To ensure proper consideration of privacy implications, and to build public trust in contact tracing apps, the ICO has blogged a series of questions for those developing technological solutions, focusing on transparency, fairness and proportionality (ico.org.uk/about-the-ico/news-and-events/news-and-blogs/2020/04/combatting-covid-19-through-data-some-considerations-for-privacy/). In her second ever official Opinion issued under the Data Protection Act 2018, the Information Commissioner approved the joint Apple-Google interface initiative, though she warned organisations developing the apps themselves of their obligation to comply with data protection laws (https://ico.org.uk/media/about-the-ico/documents/2617653/apple-google-api-opinion-final-april-2020.pdf ). The ICO also issued a statement about the contact tracing app under development in the UK, recognising the role that data can play in beating COVID-19 and indicating that it had been working with NHSX to ensure high levels of transparency and governance.

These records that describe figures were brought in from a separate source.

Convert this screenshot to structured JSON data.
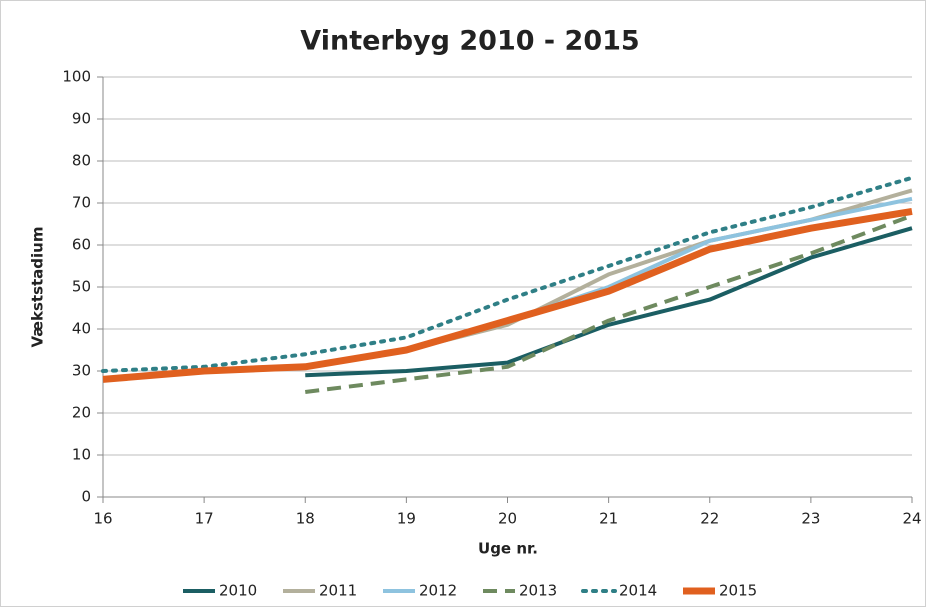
{
  "chart_data": {
    "type": "line",
    "title": "Vinterbyg 2010 - 2015",
    "x_label": "Uge nr.",
    "y_label": "Vækststadium",
    "x": [
      16,
      17,
      18,
      19,
      20,
      21,
      22,
      23,
      24
    ],
    "xlim": [
      16,
      24
    ],
    "xticks": [
      16,
      17,
      18,
      19,
      20,
      21,
      22,
      23,
      24
    ],
    "ylim": [
      0,
      100
    ],
    "yticks": [
      0,
      10,
      20,
      30,
      40,
      50,
      60,
      70,
      80,
      90,
      100
    ],
    "grid": true,
    "legend": "bottom",
    "series": [
      {
        "name": "2010",
        "color": "#1b5e63",
        "dash": "solid",
        "width": 4,
        "values": [
          null,
          null,
          29,
          30,
          32,
          41,
          47,
          57,
          64
        ]
      },
      {
        "name": "2011",
        "color": "#b3b09c",
        "dash": "solid",
        "width": 4,
        "values": [
          null,
          null,
          31,
          35,
          41,
          53,
          61,
          66,
          73
        ]
      },
      {
        "name": "2012",
        "color": "#8ec3df",
        "dash": "solid",
        "width": 4,
        "values": [
          null,
          null,
          31,
          35,
          42,
          50,
          61,
          66,
          71
        ]
      },
      {
        "name": "2013",
        "color": "#6e8a5f",
        "dash": "dashed",
        "width": 4,
        "values": [
          null,
          null,
          25,
          28,
          31,
          42,
          50,
          58,
          67
        ]
      },
      {
        "name": "2014",
        "color": "#2f7f86",
        "dash": "dotted",
        "width": 4,
        "values": [
          30,
          31,
          34,
          38,
          47,
          55,
          63,
          69,
          76
        ]
      },
      {
        "name": "2015",
        "color": "#e0601f",
        "dash": "solid",
        "width": 7,
        "values": [
          28,
          30,
          31,
          35,
          42,
          49,
          59,
          64,
          68
        ]
      }
    ]
  }
}
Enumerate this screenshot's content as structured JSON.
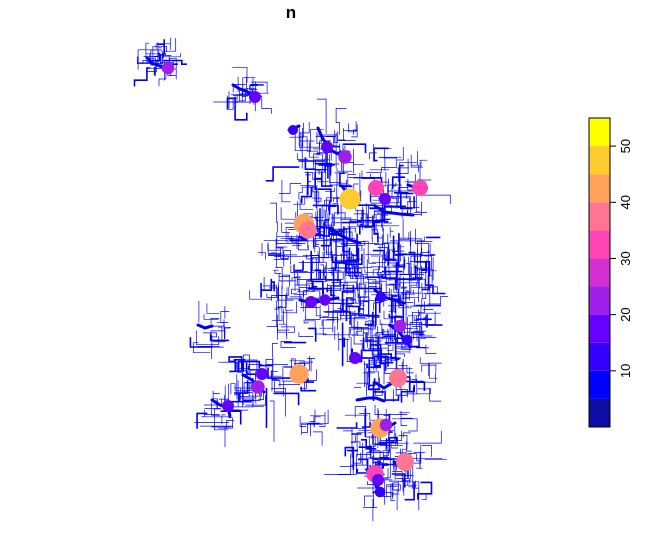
{
  "title": "n",
  "legend": {
    "ticks": [
      "10",
      "20",
      "30",
      "40",
      "50"
    ],
    "tick_values": [
      10,
      20,
      30,
      40,
      50
    ],
    "range": [
      0,
      55
    ],
    "bins": [
      {
        "from": 0,
        "to": 5,
        "color": "#0D0DA6"
      },
      {
        "from": 5,
        "to": 10,
        "color": "#0000FF"
      },
      {
        "from": 10,
        "to": 15,
        "color": "#3300FF"
      },
      {
        "from": 15,
        "to": 20,
        "color": "#6600FF"
      },
      {
        "from": 20,
        "to": 25,
        "color": "#9F1FEB"
      },
      {
        "from": 25,
        "to": 30,
        "color": "#D42FD0"
      },
      {
        "from": 30,
        "to": 35,
        "color": "#FF45B5"
      },
      {
        "from": 35,
        "to": 40,
        "color": "#FF7592"
      },
      {
        "from": 40,
        "to": 45,
        "color": "#FFA35C"
      },
      {
        "from": 45,
        "to": 50,
        "color": "#FFCC30"
      },
      {
        "from": 50,
        "to": 55,
        "color": "#FFFF00"
      }
    ]
  },
  "network_color": "#0000EE",
  "colors": {
    "background": "#FFFFFF",
    "frame": "#000000"
  }
}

The EDPB too has emphasised how the GDPR was designed to be flexible and rejected any suggestion that public health safety and fundamental human rights and freedoms are incompatible. On 21 April, the EDPB issued guidelines clarifying the proportionate use of location data and contact tracing tools but warned that, such was the grave privacy intrusion of systematic and large scale monitoring of location and contacts, though legally undertaken on public interest grounds, only voluntary adoption could legitimise it. Those who cannot or decide not to use a contact tracing app should suffer no disadvantage. GDPR principles of data minimisation (only collecting what is necessary); storage limitation (not keeping personal data longer than is necessary); and purpose limitation (particularly excluding processing for commercial or law enforcement purposes), should be observed.
Despite the hue and cry that surrounds it, data protection law is remarkably malleable. Although the legislative framework is complicated there is a path through it which legally permits the potentially life-saving benefits of automated contact tracing but simultaneously acts as a bulwark against authoritarianism. With the Chief Executive of NHSX informing Parliament that he will be ready to roll out the UK’s contact tracing app in May, it remains to be seen, though, whether the practical problems such apps face can be adequately overcome to restore a semblance of normality and allow the UK and the rest of the world to begin the path to recovery after this extraordinary period.